Predicting post-surgical seizure outcomes in pharmacoresistant epilepsy is a clinical challenge. Conventional deep-learning approaches operate on static, single-timepoint pre-operative scans, omitting longitudinal morphological changes. We propose \emph{Neuro-Oracle}, a three-stage framework that: (i) distils pre-to-post-operative MRI changes into a compact 512-dimensional trajectory vector using a 3D Siamese contrastive encoder; (ii) retrieves historically similar surgical trajectories from a population archive via nearest-neighbour search; and (iii) synthesises a natural-language prognosis grounded in the retrieved evidence using a quantized Llama-3-8B reasoning agent.

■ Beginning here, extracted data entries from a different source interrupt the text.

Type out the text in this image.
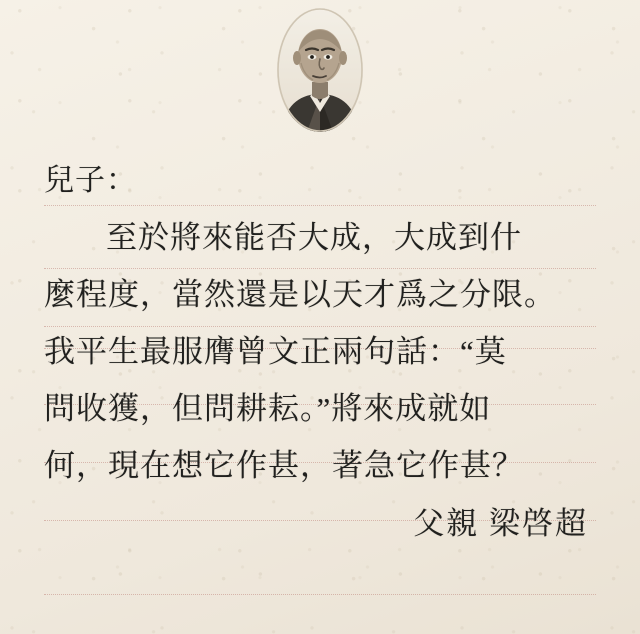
兒子：
至於將來能否大成，大成到什
麼程度，當然還是以天才爲之分限。
我平生最服膺曾文正兩句話：“莫
問收獲，但問耕耘。”將來成就如
何，現在想它作甚，著急它作甚？
父親 梁啓超
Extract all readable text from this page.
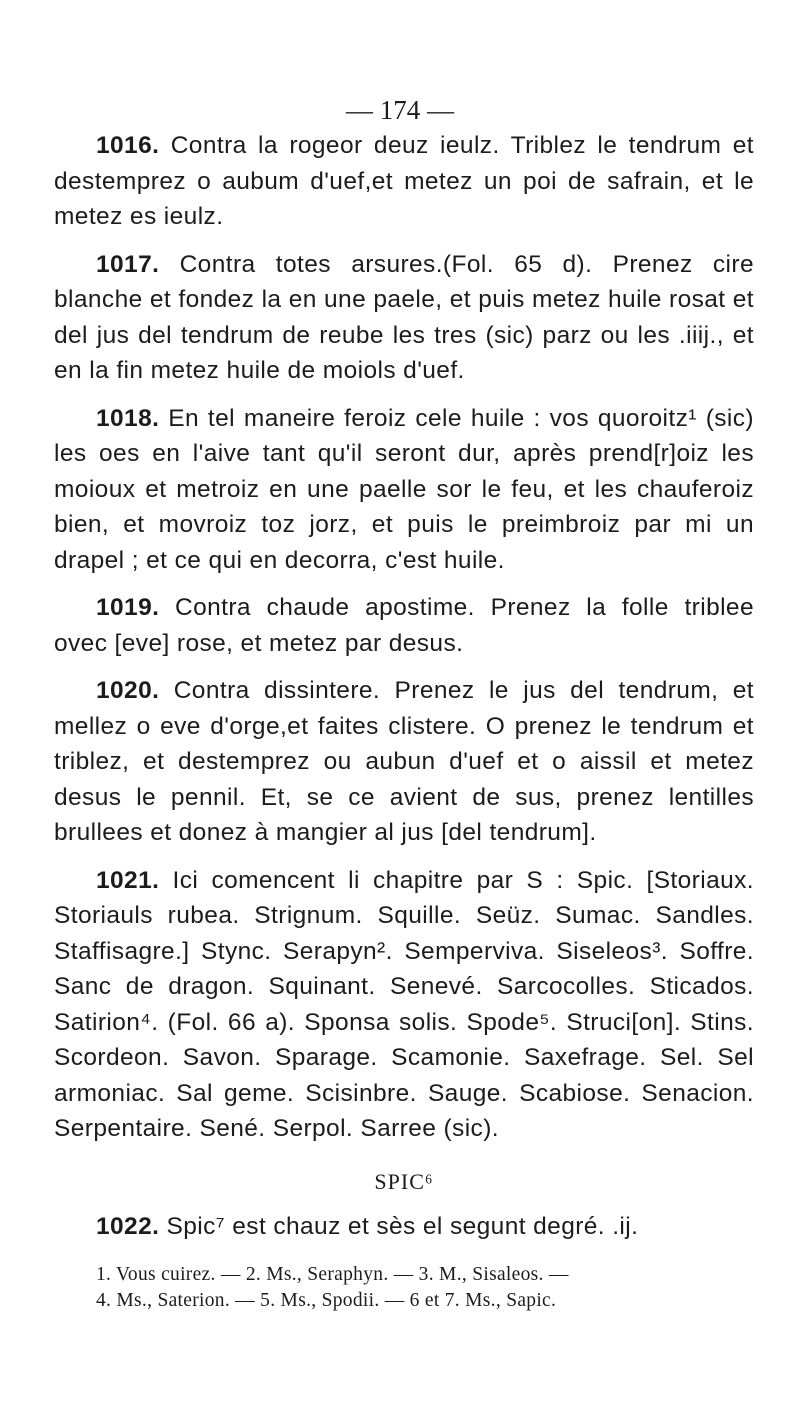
— 174 —

1016. Contra la rogeor deuz ieulz. Triblez le tendrum et destemprez o aubum d'uef,et metez un poi de safrain, et le metez es ieulz.

1017. Contra totes arsures.(Fol. 65 d). Prenez cire blanche et fondez la en une paele, et puis metez huile rosat et del jus del tendrum de reube les tres (sic) parz ou les .iiij., et en la fin metez huile de moiols d'uef.

1018. En tel maneire feroiz cele huile : vos quoroitz¹ (sic) les oes en l'aive tant qu'il seront dur, après prend[r]oiz les moioux et metroiz en une paelle sor le feu, et les chauferoiz bien, et movroiz toz jorz, et puis le preimbroiz par mi un drapel ; et ce qui en decorra, c'est huile.

1019. Contra chaude apostime. Prenez la folle triblee ovec [eve] rose, et metez par desus.

1020. Contra dissintere. Prenez le jus del tendrum, et mellez o eve d'orge,et faites clistere. O prenez le tendrum et triblez, et destemprez ou aubun d'uef et o aissil et metez desus le pennil. Et, se ce avient de sus, prenez lentilles brullees et donez à mangier al jus [del tendrum].

1021. Ici comencent li chapitre par S : Spic. [Storiaux. Storiauls rubea. Strignum. Squille. Seüz. Sumac. Sandles. Staffisagre.] Stync. Serapyn². Semperviva. Siseleos³. Soffre. Sanc de dragon. Squinant. Senevé. Sarcocolles. Sticados. Satirion⁴. (Fol. 66 a). Sponsa solis. Spode⁵. Struci[on]. Stins. Scordeon. Savon. Sparage. Scamonie. Saxefrage. Sel. Sel armoniac. Sal geme. Scisinbre. Sauge. Scabiose. Senacion. Serpentaire. Sené. Serpol. Sarree (sic).

SPIC⁶

1022. Spic⁷ est chauz et sès el segunt degré. .ij.

1. Vous cuirez. — 2. Ms., Seraphyn. — 3. M., Sisaleos. —
4. Ms., Saterion. — 5. Ms., Spodii. — 6 et 7. Ms., Sapic.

Evaluations are conducted on the public EPISURG dataset ($N{=}268$ longitudinally paired cases) using five-fold stratified cross-validation. Since ground-truth seizure-freedom scores are unavailable, we utilize a clinical proxy label based on the resection type. We acknowledge that the network representations may potentially learn the anatomical features of the resection cavities (i.e., temporal versus non-temporal locations) rather than true prognostic morphometry. Our current evaluation thus serves mainly as a proof-of-concept for the trajectory-aware retrieval architecture. Trajectory-based classifiers achieve AUC values between 0.834 and 0.905, compared with 0.793 for a single-timepoint ResNet-50 baseline. The Neuro-Oracle agent (M5) matches the AUC of purely discriminative trajectory classifiers (0.867) while producing structured justifications with zero observed hallucinations under our audit protocol. A Siamese Diversity Ensemble (M6) of trajectory-space classifiers attains an AUC of 0.905 without language-model overhead.